Goal: we want to learn more about the users who started the new new service during November 2020.
Problems:
Using only the first 7 days of payments and events, what is our best prediction for day 60 revenue. We can model per user and/or aggregates grouped by platform, channel and geo.
Strategy Highlights:
- Instead of using the given events, I created a new feature as the number of daily 'iap' events multiplied by the sum of daily event encoders. Then I created a pivot table to make each day's new event feature in a separate column. These new daily features ensured that a user received zero weight when no 'iap' event was recorded on a day, and incorporated the weights of other events relevant to 'iap,' such as 'tutorial_complete' and 'checkpoint_a.'
- To predict day 60 revenue with the first 7 days of payments and events, I computed the total revenue on day 60 for each combination of platform, channel and geo.

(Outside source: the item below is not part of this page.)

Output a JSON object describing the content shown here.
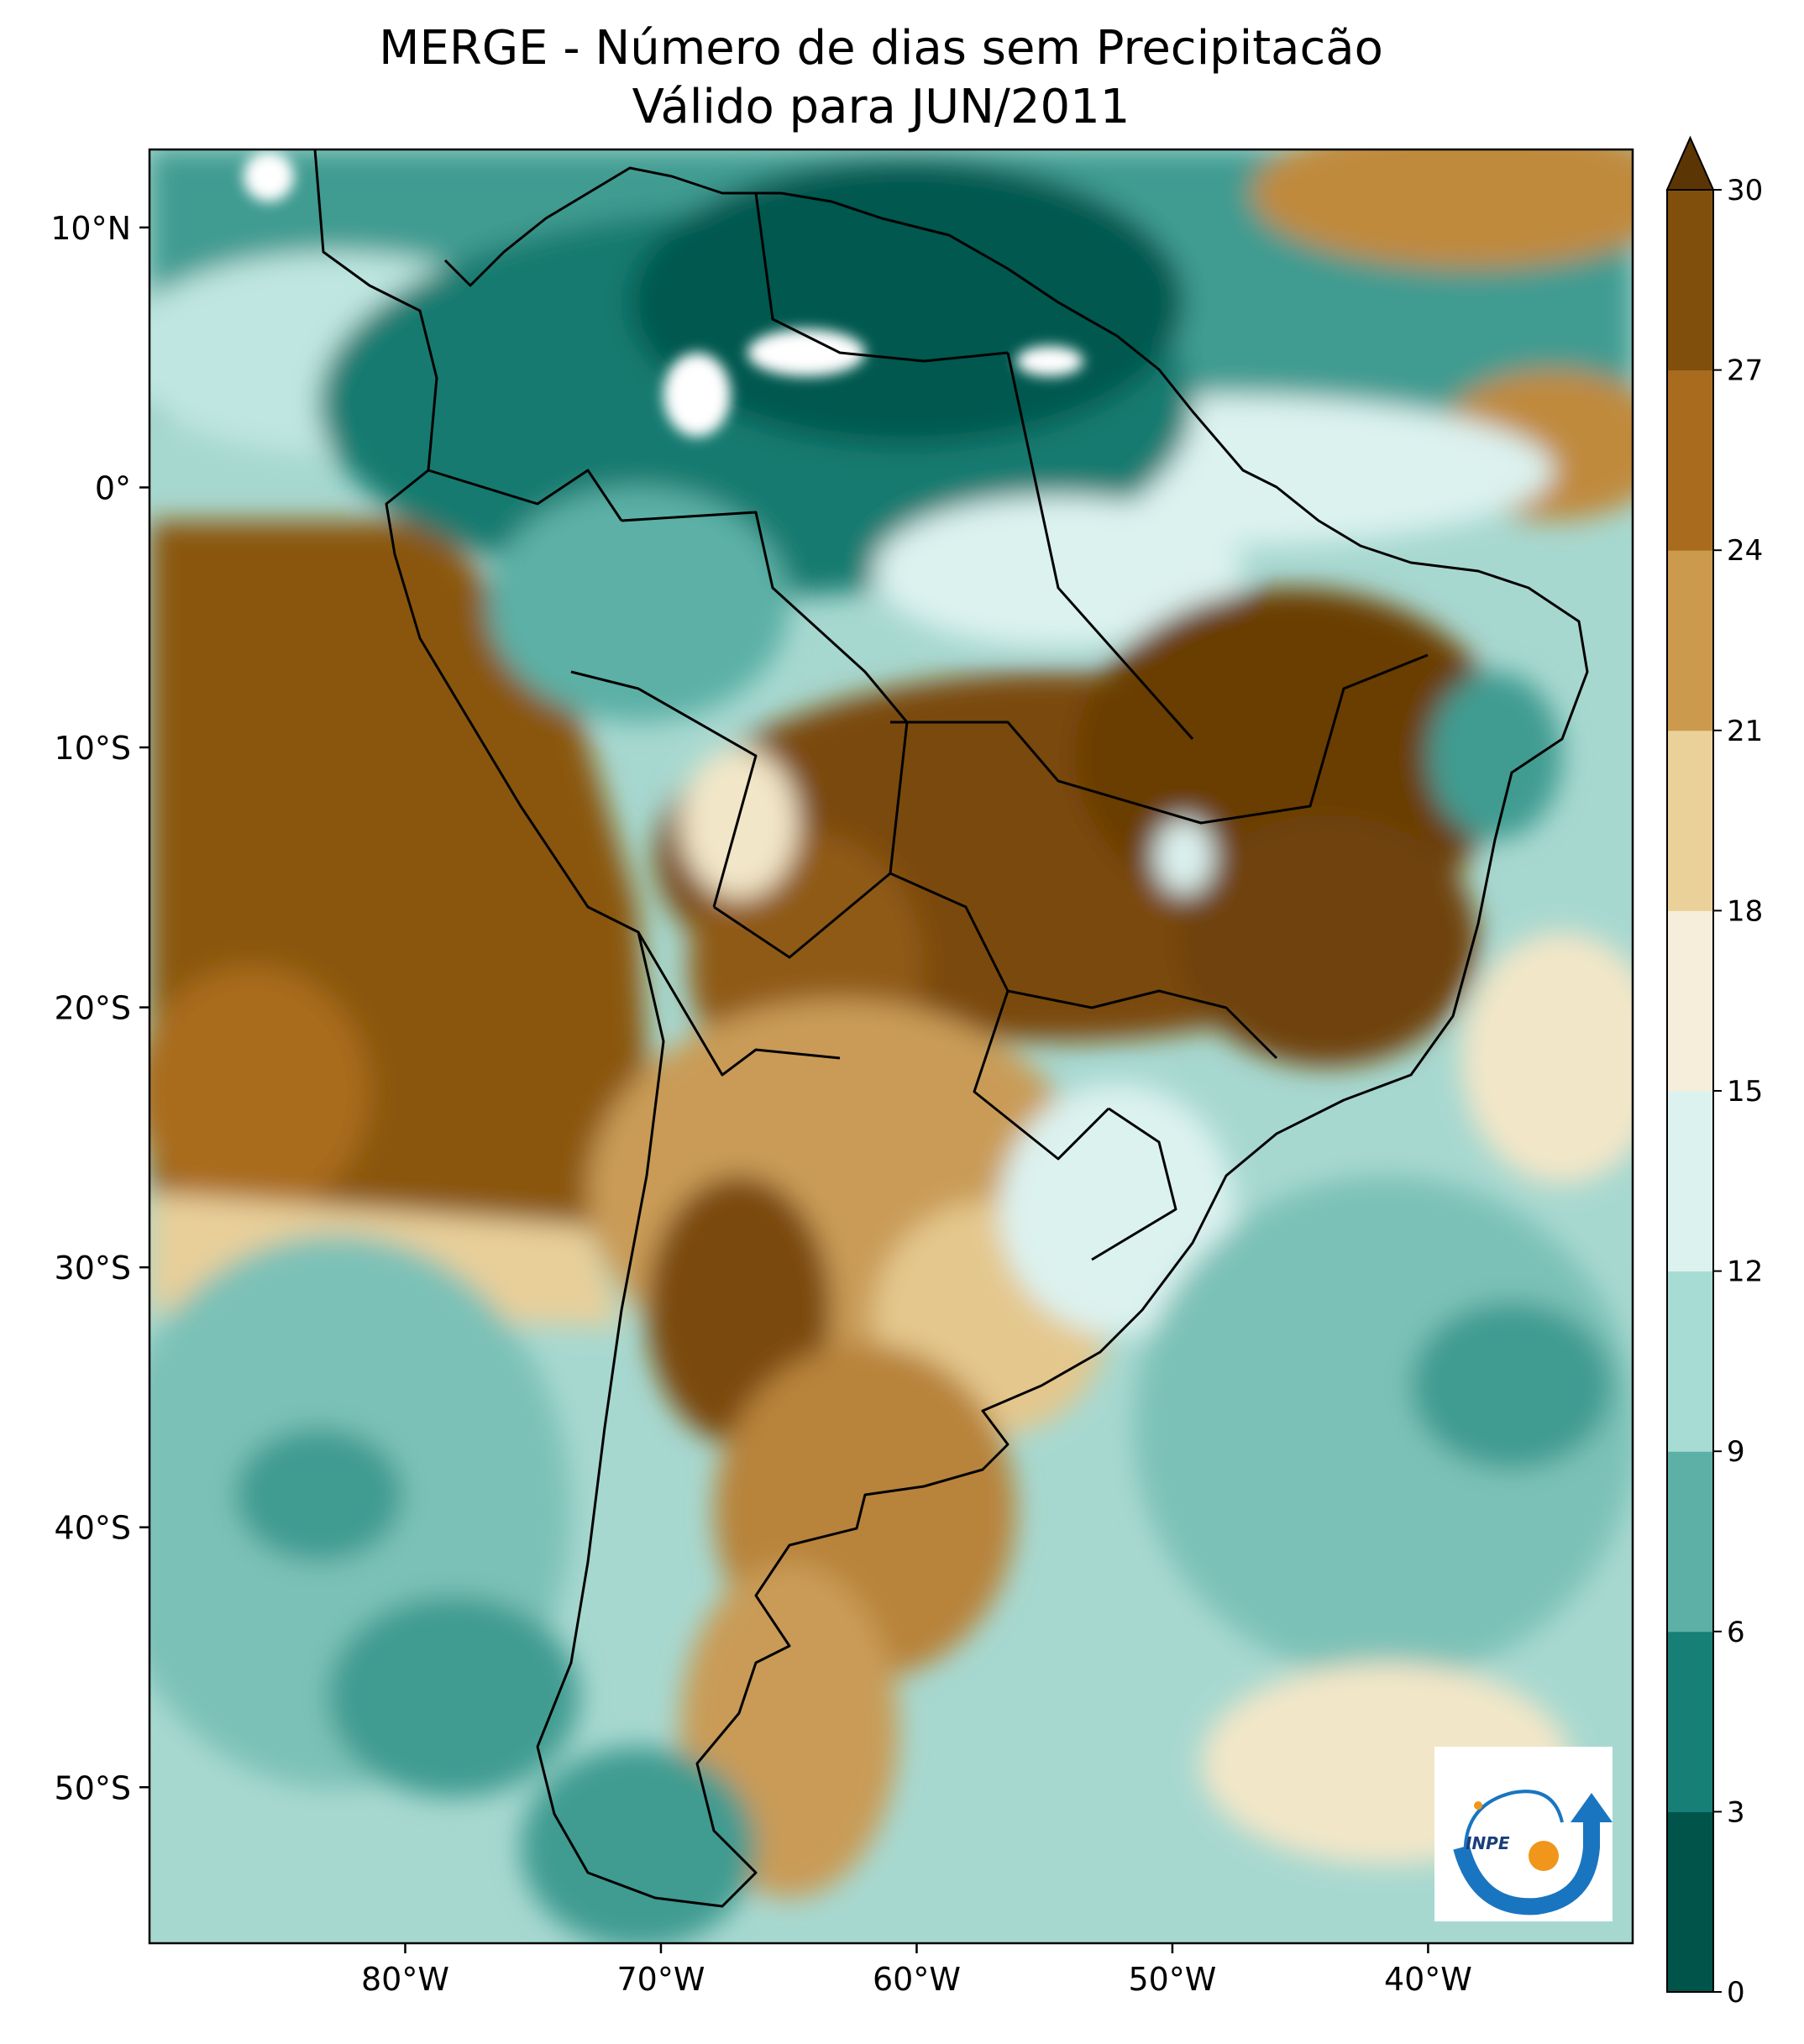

According to total revenue on day 60 and the sample size of each combination, I divided users into 4 groups ('combo_category' = 0, 1, 2, 3) and found the optimal model for each group. See Section Grouping Users.
- Building a PCA pipeline most often significantly reduced RMSE. The only exception was the last group (combo_category = 3), where a simple OLS model outperformed all the other regularized linear models and tree models on the out-of-sample data. See Section Modeling.